Decoding Fermi PTXinfo

Does anyone out there have a good guide as to how to decode the ptxinfo for Fermis? For example:

 ptxas info    : Function properties for progno_cloud
     1000 bytes stack frame, 1192 bytes spill stores, 1776 bytes spill loads
*ptxas info    : Used 63 registers, 48 bytes cmem[0], 8 bytes cmem[14], 280 bytes cmem[16]

Now, I’m pretty sure that “stack frame” is per-thread local memory use because in my kernels with lots of local memory, “stack frame” goes up. Likewise, I think the “spills” refer to spilling of registers into local memory. Again, my big kernels where I easily crash into the 63 register limit get spills.

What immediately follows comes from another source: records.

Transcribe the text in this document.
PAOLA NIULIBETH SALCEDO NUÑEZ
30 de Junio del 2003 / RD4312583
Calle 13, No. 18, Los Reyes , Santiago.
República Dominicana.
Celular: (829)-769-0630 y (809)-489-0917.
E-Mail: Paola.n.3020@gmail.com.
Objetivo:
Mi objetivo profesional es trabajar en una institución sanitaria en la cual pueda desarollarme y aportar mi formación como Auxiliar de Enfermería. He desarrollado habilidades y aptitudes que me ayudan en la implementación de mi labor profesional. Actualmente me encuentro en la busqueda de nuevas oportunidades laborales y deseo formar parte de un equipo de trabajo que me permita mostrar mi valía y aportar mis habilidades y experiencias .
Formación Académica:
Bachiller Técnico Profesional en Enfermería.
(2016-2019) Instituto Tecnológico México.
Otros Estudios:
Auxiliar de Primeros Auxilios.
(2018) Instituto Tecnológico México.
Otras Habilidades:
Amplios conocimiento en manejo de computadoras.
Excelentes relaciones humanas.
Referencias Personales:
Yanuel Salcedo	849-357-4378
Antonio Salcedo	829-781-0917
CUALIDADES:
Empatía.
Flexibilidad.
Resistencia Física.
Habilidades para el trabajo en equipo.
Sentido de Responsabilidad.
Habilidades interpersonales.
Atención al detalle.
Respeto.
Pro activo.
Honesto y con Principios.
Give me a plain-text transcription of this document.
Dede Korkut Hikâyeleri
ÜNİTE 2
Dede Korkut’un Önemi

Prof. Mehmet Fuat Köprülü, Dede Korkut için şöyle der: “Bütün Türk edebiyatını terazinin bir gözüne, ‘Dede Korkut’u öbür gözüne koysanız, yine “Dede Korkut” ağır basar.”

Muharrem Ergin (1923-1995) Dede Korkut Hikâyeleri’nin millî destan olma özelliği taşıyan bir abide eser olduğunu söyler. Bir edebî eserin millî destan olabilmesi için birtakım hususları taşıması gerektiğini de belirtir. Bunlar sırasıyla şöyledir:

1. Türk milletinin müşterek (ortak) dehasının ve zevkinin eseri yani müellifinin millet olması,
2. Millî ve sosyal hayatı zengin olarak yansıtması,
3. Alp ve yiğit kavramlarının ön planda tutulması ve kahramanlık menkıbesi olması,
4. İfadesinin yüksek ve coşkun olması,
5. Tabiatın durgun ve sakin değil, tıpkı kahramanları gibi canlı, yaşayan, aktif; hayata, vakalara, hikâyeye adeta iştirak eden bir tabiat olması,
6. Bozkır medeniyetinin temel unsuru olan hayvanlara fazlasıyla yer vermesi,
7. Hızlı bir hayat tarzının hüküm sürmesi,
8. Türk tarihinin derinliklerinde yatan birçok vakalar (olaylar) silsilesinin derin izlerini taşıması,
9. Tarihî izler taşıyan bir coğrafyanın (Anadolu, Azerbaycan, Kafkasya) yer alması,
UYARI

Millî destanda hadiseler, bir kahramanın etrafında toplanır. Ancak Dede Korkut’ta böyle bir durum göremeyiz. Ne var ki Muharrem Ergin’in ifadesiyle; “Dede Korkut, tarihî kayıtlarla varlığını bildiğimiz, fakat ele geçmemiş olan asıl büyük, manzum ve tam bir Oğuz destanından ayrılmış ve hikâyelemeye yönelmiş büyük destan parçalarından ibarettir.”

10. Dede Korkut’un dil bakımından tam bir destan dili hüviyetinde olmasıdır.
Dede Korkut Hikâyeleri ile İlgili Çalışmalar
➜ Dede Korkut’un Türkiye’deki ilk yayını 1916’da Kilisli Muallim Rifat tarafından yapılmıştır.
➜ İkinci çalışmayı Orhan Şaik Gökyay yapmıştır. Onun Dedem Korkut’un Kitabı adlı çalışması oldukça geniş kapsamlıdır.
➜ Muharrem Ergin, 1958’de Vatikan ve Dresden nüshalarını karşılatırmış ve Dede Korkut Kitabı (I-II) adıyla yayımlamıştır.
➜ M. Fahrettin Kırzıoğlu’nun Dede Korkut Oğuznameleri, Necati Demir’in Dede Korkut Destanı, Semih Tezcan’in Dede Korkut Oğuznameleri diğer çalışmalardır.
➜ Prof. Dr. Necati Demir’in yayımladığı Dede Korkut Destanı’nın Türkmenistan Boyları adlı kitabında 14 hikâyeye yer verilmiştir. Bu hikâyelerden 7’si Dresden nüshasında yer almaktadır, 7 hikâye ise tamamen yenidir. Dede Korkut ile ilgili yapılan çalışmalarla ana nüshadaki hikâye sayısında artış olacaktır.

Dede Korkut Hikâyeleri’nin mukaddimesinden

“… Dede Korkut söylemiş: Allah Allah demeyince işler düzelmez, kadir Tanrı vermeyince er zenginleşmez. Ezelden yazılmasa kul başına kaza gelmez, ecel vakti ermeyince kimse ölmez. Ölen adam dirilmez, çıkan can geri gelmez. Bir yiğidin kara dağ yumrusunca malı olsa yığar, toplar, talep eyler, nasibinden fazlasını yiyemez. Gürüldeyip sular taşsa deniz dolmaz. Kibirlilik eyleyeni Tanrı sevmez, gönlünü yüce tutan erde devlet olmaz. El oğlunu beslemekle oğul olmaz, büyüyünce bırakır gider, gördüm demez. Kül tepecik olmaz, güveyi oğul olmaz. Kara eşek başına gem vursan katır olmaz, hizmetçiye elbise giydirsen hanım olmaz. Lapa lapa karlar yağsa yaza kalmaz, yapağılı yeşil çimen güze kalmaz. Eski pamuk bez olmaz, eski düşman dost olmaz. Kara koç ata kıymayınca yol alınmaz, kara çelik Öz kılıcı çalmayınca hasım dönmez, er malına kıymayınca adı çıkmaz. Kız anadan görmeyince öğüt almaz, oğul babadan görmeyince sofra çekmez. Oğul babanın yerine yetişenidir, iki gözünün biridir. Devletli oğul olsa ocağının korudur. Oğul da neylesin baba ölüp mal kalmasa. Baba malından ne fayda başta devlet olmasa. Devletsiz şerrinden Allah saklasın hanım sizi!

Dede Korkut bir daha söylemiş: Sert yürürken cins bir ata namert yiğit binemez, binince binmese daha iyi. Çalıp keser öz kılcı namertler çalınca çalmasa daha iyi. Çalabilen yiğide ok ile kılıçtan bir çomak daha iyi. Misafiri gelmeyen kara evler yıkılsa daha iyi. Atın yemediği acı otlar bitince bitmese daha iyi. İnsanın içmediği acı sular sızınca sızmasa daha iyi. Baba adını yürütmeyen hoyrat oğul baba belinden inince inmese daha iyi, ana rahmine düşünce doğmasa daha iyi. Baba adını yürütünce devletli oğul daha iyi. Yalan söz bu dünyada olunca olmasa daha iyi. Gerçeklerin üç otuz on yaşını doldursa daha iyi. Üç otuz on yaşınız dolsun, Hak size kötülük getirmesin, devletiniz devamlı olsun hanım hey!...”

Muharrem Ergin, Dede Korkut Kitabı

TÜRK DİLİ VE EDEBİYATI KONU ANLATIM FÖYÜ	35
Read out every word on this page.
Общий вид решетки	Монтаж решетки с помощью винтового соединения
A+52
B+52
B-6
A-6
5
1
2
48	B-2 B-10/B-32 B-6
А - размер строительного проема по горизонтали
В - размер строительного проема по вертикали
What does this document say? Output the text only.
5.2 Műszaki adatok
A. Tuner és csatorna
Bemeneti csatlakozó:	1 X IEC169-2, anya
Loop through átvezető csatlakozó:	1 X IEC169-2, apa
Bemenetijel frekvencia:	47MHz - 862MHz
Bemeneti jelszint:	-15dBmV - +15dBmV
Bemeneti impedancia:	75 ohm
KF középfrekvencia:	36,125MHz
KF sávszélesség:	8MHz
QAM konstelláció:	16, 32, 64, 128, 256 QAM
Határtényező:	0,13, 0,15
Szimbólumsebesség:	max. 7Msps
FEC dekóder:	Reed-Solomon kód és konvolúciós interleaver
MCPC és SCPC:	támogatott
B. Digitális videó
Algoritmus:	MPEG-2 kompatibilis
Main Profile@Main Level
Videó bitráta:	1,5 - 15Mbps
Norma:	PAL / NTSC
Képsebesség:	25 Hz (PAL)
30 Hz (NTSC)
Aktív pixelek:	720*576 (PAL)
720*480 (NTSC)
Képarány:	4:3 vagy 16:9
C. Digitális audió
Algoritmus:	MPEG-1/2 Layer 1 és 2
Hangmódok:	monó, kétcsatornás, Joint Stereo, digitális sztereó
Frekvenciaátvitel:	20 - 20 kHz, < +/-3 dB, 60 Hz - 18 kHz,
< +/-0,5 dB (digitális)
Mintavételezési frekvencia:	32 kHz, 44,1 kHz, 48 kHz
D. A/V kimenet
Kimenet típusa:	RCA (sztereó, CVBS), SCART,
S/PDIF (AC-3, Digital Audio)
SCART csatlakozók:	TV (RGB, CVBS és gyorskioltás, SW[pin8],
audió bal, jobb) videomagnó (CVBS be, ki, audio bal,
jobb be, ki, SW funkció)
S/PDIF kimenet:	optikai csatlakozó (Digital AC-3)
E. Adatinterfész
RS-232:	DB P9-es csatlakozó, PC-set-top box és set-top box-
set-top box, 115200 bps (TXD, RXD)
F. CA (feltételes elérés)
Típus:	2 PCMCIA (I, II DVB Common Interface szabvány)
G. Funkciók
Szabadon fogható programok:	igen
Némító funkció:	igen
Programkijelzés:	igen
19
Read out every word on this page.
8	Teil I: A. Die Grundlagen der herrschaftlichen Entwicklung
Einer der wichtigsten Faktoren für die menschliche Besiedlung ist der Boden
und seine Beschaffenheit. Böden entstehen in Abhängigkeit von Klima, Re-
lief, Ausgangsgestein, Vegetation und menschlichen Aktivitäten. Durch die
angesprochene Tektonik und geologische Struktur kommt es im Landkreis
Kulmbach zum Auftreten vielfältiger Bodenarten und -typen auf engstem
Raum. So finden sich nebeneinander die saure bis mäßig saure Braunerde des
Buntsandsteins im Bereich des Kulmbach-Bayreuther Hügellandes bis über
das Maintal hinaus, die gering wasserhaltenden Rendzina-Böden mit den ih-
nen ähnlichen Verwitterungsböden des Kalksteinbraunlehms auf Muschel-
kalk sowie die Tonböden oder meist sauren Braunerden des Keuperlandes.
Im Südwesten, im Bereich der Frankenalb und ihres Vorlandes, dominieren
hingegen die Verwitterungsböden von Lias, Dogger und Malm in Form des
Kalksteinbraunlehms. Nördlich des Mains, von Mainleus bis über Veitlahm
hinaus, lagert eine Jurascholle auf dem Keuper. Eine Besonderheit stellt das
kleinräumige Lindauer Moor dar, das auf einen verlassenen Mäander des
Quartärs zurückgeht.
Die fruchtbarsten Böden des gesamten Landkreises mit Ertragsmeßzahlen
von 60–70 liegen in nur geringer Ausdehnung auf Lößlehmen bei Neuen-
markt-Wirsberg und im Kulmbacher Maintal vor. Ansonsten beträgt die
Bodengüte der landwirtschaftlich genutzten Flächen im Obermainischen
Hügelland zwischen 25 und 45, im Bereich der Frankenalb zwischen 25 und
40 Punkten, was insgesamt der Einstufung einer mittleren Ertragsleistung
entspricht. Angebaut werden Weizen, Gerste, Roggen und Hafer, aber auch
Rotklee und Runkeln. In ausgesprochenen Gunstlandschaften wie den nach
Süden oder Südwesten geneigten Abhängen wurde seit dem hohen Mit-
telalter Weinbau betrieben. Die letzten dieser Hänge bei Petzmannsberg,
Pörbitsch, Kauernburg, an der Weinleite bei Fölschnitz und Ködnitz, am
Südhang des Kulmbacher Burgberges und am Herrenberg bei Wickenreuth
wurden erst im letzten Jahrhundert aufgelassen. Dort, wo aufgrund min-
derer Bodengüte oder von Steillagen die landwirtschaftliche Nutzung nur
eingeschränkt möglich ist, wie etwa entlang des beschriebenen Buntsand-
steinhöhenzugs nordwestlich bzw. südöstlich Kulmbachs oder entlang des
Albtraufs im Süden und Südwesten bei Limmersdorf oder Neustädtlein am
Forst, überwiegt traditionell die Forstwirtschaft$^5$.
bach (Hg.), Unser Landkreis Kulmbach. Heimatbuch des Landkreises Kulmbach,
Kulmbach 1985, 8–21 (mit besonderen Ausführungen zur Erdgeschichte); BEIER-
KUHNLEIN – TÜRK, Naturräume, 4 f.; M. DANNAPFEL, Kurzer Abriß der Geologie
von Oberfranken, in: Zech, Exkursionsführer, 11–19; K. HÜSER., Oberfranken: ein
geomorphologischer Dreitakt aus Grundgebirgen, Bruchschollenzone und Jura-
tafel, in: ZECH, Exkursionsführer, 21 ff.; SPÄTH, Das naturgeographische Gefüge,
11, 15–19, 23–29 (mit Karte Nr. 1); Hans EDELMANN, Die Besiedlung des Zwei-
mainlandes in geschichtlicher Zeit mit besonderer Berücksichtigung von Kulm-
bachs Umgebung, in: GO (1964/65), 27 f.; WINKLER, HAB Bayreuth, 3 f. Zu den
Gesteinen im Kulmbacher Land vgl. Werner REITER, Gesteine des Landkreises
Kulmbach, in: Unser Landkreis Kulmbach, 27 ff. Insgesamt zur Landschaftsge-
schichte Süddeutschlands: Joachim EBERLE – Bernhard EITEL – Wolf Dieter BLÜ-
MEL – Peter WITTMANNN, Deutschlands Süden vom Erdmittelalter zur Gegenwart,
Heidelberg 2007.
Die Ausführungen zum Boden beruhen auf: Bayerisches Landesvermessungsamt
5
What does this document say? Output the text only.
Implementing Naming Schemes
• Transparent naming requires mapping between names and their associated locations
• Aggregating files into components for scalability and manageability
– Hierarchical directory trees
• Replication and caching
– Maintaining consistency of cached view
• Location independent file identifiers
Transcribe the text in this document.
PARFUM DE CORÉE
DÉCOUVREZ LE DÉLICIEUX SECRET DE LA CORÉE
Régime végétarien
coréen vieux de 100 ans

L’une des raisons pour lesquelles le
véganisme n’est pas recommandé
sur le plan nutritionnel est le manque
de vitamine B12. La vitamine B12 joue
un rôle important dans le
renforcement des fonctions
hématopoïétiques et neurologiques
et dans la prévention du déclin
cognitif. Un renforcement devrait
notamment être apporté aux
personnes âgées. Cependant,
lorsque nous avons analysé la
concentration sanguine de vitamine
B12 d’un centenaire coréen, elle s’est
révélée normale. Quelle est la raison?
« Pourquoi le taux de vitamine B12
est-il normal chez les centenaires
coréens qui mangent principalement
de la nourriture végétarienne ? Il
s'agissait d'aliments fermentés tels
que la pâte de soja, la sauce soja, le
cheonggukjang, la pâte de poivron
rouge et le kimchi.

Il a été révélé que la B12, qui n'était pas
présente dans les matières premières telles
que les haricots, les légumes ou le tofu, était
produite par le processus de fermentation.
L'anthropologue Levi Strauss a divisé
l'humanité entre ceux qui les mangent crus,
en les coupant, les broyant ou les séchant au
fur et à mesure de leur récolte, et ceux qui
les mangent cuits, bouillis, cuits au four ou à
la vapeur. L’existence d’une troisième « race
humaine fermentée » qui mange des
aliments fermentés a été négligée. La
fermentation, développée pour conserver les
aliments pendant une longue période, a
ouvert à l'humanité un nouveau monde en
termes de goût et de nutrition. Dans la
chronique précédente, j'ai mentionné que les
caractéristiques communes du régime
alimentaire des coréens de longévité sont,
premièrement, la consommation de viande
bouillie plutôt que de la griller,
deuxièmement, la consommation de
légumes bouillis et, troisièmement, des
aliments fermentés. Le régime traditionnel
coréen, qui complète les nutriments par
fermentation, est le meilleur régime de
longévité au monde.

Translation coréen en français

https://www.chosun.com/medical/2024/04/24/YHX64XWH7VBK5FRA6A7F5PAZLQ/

But, I’m confused by the cmems. My first thought was that it refers to constant and shared memory use. Yet, when I have a kernel with lots of constant memory used:

ptxas info    : Used 63 registers, 4+0 bytes lmem, 64 bytes cmem[0], 4 bytes cmem[14], 276 bytes cmem[16]

while a kernel with no constant memory used:

 ptxas info    : Used 28 registers, 120 bytes cmem[0], 5600 bytes cmem[2], 8 bytes cmem[16]

Now, I can say that latter code is one where I have 4 or 5 global kernels often sharing some “working space” global memory, i.e., there is a common array to all kernels that is allocated but never copied to/from the host. (Oh and neither of these uses shared memory!)

So: What does cmem refer to and what do the various [#] refer to? And is there something I should be careful of? Like, avoid cmem[14] but cheer cmem[16]?

Thanks,
Matt

Hey Matt,

I’m trying to get answer for you, though no one’s responded to me yet. I’ll push a bit an see what I can find out.

  • Mat

Thanks. It seems to be a night state secret at NVIDIA. They don’t explain it anywhere in their own documentation that I can see. Even their forums only know bits and pieces.

Of course, once you get an answer about this, they’ll change it up in 4.1 or 4.2…just to keep us honest!

Matt